# Problem unter Netbeans 6.8 bei Farben



## ub007 (16. Jan 2010)

Hallo !

Ich hab einen nicht mehr so schnellen Rechner (1.4GHz) aber er funktioniert soweit zuverlässig.
Unter Netbeans habe ich eine kleine Oberfläche für ein Projekt gemacht und ist nicht allzu komplex. Im Panel habe ich auch 4 JSlider. Nun dachte ich mir ich werde jetzt die Namen aller Variablen verändern sodass ich nicht immer schauen muss zuwas z.B. JSlider4 dazugehört sondern heißt z.B. JSGruen. Das funktioniert auch alles wie gehabt nur dass er mir jetzt alle Slider auf die gleiche Farbe setzt. Beim einladen des Projects muss ich immer wieder die Farben anpassen obwohl ich diese abspeichere und das jar File neu generieren lasse. Nach dem Start aus der NetBeans-GUI immer wieder das gleiche Problem. Alle Slider haben die gleiche Farbe. Ich hatte vor Jahren ein ähnliches Problem wobei aber keine Fehlermeldung kam, sondern der Speicher war halt knapp und das Programm hatte Probleme. Mein Rechner hat jetzt 1GB und swapt halt entsprechend was aber nichts ausmachen sollte. Auch wenn ich aus der Console über java -jar JarFile.jar aufrufe stimmen die Farben nicht. Gibt es eine Möglichkeit z.B. wie bei C das Modell von Small auf Medium oder ähnliches zu setzen.
Wer kann mir helfen ?

    Gruß Uli


----------



## U2nt (16. Jan 2010)

Änderst du die Namen der Variablen im Properties Fenster oder direkt im Source?


----------



## ub007 (16. Jan 2010)

Hi !

Ich ändere es in den Properties damit er den Source gleich anpaßt.

    Gruß Uli


----------



## MQue (18. Jan 2010)

>> Gibt es eine Möglichkeit z.B. wie bei C das Modell von Small auf Medium oder ähnliches zu setzen.

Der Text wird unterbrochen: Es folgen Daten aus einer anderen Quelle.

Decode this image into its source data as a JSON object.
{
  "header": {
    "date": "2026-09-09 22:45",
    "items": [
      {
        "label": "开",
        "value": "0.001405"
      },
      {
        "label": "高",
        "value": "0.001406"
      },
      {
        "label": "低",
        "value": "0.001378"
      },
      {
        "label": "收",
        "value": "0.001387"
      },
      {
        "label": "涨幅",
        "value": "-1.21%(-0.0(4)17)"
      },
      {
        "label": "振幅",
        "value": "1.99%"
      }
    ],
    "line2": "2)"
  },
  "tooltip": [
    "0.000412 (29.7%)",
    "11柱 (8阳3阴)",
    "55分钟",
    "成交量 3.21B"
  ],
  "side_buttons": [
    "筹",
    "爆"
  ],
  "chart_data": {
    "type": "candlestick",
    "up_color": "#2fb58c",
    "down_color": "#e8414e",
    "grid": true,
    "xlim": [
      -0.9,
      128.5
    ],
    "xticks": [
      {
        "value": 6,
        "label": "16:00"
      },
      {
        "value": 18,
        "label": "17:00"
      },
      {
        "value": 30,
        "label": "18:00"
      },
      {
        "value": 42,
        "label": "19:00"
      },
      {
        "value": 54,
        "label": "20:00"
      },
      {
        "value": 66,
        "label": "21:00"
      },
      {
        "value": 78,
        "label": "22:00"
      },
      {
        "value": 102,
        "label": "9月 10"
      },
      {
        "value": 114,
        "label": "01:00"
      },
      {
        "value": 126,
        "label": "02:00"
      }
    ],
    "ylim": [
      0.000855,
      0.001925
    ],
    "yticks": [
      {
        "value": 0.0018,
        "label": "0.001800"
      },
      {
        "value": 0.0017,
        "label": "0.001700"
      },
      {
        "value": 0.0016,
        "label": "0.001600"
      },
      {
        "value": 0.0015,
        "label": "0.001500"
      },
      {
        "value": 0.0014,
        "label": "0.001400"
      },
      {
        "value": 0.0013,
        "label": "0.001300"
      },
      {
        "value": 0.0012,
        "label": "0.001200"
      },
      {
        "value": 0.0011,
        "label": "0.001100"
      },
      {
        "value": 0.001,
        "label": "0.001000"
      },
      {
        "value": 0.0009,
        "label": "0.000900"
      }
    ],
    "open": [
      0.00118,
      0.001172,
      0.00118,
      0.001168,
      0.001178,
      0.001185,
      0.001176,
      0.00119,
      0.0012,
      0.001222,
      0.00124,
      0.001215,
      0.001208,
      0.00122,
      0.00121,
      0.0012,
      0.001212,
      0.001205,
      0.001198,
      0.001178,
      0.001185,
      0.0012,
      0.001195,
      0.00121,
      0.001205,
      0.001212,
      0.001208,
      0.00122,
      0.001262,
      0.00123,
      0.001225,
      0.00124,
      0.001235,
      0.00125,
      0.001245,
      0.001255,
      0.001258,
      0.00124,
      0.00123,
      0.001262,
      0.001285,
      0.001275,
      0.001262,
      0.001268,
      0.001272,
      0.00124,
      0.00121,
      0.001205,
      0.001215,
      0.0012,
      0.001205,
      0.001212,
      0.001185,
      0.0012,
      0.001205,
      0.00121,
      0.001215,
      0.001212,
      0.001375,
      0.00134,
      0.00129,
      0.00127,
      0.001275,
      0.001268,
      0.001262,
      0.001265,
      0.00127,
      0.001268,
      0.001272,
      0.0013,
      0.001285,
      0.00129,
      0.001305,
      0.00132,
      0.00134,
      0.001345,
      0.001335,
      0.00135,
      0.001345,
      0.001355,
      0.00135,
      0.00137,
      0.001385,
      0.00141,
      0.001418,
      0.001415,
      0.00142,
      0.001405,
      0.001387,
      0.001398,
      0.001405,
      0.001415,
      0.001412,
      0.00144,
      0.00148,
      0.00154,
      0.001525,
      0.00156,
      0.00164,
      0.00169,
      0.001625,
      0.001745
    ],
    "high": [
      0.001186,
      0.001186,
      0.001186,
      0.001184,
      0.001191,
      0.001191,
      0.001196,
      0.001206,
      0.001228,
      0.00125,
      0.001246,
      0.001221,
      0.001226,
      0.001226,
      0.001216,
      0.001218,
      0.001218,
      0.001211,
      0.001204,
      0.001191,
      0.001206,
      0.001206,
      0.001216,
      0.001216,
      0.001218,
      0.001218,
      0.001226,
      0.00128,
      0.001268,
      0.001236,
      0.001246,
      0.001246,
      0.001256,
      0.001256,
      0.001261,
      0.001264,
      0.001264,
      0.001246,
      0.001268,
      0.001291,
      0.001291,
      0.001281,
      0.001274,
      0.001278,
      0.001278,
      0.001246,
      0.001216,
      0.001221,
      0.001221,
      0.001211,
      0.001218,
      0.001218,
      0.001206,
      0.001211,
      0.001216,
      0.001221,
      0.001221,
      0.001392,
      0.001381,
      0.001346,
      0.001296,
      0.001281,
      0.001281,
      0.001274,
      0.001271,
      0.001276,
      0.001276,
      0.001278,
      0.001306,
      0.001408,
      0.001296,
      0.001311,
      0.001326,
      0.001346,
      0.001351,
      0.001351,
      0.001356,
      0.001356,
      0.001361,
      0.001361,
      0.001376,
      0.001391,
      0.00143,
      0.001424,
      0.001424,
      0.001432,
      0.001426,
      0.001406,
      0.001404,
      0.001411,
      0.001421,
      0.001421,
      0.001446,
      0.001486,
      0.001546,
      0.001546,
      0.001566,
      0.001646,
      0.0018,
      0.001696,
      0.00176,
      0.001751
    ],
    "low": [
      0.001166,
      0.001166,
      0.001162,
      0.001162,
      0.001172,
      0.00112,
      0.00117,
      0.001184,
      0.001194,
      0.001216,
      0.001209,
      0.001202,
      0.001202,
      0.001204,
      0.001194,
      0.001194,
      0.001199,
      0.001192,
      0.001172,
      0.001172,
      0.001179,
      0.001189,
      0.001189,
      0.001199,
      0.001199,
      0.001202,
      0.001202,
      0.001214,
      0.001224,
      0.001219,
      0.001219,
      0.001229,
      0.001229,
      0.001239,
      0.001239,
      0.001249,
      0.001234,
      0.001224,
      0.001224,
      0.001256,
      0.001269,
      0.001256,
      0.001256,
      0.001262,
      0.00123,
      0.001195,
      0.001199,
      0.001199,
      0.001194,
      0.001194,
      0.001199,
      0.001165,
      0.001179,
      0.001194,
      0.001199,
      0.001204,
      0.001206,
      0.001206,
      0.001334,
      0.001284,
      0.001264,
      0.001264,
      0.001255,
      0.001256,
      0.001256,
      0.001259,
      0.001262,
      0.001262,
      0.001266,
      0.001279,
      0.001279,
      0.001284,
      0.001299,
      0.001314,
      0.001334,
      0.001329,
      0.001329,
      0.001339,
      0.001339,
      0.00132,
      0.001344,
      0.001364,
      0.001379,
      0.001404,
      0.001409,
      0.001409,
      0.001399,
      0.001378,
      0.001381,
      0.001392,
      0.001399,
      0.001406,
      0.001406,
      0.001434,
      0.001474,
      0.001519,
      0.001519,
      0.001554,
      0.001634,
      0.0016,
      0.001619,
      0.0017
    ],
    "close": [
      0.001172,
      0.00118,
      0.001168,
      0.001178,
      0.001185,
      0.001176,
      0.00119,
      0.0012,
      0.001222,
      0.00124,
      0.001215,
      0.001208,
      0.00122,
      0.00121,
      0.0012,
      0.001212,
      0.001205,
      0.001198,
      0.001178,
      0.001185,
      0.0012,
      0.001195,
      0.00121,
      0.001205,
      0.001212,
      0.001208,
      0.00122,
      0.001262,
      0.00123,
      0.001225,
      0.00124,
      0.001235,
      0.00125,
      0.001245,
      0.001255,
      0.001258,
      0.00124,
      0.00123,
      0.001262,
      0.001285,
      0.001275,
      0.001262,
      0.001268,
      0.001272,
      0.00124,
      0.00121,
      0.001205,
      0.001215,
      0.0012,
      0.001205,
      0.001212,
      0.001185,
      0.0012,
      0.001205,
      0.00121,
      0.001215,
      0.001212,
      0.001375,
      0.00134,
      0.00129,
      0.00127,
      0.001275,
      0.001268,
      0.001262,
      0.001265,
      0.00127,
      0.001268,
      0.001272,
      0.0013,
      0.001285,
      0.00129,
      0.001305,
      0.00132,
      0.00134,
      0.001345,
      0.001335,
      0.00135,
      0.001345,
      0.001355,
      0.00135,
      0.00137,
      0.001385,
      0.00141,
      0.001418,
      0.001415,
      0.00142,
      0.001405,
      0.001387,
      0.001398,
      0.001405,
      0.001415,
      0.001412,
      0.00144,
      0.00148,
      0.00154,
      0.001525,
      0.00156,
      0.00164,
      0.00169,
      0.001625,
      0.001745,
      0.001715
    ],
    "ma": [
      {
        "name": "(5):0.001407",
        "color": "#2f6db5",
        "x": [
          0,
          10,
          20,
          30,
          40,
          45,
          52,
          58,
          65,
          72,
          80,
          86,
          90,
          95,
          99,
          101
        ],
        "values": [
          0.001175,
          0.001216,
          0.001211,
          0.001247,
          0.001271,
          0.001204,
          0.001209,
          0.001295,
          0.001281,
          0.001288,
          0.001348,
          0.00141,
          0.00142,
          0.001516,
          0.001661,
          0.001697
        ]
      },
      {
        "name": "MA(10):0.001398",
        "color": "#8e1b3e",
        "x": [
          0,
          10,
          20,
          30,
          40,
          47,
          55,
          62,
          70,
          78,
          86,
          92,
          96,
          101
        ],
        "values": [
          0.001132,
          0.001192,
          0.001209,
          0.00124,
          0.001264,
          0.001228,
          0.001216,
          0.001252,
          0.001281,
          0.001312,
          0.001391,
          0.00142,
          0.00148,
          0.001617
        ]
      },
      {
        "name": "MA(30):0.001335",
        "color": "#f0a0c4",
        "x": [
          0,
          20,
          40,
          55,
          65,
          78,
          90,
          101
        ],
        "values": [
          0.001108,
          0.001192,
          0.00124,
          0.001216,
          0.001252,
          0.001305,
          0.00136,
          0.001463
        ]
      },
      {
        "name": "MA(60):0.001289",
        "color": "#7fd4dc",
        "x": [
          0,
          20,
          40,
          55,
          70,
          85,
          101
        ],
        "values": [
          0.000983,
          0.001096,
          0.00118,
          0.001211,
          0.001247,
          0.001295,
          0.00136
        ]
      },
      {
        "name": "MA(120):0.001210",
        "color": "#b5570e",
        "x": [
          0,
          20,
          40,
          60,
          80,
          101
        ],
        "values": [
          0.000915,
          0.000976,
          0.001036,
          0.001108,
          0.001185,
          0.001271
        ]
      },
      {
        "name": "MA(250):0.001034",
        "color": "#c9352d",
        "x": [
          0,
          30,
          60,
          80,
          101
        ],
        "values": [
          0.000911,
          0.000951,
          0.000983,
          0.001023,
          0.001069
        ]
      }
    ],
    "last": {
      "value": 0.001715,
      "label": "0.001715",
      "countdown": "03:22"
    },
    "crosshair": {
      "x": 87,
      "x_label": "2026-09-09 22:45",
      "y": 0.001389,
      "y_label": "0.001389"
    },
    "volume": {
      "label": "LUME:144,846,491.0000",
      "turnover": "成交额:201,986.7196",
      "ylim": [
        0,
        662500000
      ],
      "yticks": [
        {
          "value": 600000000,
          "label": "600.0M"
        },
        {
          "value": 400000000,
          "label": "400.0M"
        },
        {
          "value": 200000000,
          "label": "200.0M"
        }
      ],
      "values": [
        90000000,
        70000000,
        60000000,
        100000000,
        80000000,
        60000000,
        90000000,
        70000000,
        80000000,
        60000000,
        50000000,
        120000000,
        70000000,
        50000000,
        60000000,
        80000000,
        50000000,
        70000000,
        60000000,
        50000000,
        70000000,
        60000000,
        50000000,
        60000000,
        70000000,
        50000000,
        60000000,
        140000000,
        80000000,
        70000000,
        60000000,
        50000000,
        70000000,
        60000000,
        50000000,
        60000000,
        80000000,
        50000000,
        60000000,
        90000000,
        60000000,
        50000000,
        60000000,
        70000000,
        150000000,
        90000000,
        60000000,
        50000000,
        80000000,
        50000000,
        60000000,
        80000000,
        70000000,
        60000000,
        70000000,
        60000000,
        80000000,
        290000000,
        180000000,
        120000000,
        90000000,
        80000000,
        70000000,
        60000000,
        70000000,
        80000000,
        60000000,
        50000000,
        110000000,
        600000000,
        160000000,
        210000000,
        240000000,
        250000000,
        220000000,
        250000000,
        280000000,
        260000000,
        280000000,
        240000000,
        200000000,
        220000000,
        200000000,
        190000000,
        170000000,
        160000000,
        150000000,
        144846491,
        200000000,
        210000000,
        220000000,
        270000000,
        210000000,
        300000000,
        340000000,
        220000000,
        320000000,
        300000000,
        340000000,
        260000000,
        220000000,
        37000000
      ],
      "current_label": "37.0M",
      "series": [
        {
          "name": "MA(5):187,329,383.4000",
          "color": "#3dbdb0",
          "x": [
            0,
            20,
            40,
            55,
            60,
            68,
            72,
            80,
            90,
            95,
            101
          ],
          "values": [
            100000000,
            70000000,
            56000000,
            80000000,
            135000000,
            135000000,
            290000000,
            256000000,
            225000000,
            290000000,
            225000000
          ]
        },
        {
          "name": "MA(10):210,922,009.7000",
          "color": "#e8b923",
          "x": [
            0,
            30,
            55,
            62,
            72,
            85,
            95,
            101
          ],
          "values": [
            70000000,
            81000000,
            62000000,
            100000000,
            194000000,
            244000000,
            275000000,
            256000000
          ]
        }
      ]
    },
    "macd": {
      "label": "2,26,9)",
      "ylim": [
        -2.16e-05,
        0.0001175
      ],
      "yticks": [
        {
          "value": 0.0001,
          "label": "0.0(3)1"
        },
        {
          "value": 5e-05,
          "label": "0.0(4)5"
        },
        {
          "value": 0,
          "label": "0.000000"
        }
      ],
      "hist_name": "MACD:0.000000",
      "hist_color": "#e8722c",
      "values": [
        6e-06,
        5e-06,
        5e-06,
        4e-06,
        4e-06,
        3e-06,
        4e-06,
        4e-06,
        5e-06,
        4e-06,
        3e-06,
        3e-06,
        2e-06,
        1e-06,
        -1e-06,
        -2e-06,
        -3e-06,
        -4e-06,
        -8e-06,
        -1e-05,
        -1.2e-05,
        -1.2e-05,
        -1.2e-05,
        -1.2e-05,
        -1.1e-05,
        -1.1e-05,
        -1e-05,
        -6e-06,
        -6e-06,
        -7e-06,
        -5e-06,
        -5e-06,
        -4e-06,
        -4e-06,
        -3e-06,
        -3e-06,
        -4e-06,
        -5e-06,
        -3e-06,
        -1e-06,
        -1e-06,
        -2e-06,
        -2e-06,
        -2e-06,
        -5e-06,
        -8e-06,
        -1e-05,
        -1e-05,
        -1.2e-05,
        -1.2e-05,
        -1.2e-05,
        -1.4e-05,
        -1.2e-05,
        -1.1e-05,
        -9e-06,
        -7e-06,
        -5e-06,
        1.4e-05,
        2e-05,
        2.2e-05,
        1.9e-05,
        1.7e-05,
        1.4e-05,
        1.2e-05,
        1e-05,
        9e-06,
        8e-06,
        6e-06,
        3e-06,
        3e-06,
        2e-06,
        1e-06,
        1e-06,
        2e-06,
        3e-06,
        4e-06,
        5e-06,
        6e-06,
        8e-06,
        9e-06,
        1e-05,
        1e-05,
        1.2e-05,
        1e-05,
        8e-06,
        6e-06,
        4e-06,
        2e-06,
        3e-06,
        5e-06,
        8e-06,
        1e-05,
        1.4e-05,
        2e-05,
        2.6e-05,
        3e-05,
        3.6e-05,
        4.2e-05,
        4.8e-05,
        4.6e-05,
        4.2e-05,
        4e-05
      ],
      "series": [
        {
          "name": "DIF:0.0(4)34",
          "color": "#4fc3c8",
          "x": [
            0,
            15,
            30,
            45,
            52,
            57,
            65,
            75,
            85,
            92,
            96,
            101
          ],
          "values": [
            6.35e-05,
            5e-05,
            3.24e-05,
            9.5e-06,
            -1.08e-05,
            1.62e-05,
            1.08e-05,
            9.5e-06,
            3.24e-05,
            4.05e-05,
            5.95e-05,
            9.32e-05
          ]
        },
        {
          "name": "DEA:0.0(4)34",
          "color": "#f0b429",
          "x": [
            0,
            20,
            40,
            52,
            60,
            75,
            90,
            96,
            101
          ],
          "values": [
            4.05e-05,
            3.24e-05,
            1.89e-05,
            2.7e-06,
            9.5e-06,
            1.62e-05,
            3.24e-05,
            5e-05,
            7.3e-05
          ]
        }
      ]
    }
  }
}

Das musst du näher erklären, 
Ich vermute mal, dass es ein Programmierfehler ist, zeig mal relevanten Code.


----------



## ub007 (18. Jan 2010)

Hallo !

Also Programmierfehler ist es definitiv nicht, sonst würde es ja gleich vom Compiler angemeckert werden.
Die Anwendung läuft ja auch so wie es sein soll, nur nachdem ich das Projekt lade haben alle Slider die gleiche Farbe. D.h. ich muss dann ale Slider wieder die richtige Farbe zuweisen. Allerdings nachdem ich aus Netbeans starte sind alle Slider wieder einfarbig.
------
Ich hab es gerade eben gefunden. Jein - es war nur ein halber Programmierfehler. Ich weiß aber woran es lag. Ich habe am Anfang im Properties bei Name den Variablennamen vergeben. Irgendwie wollte ich das nicht und hab alle Namen mit Backspace gelöscht was zum Resultat führt dass er überall bei JSlider.setName(""); eingetragen hat. Selbst nachdem ich in Netbeans die Namen unter Change Name neu vergeben habe wude unter JSlider.setName("") nichts eingetragen. Jetzt frage ich mich warum der Compiler die Namen nicht korrigiert hat - aber eigentl. nicht mehr so wichtig. Jetzt funzt es.

Gruß Uli


----------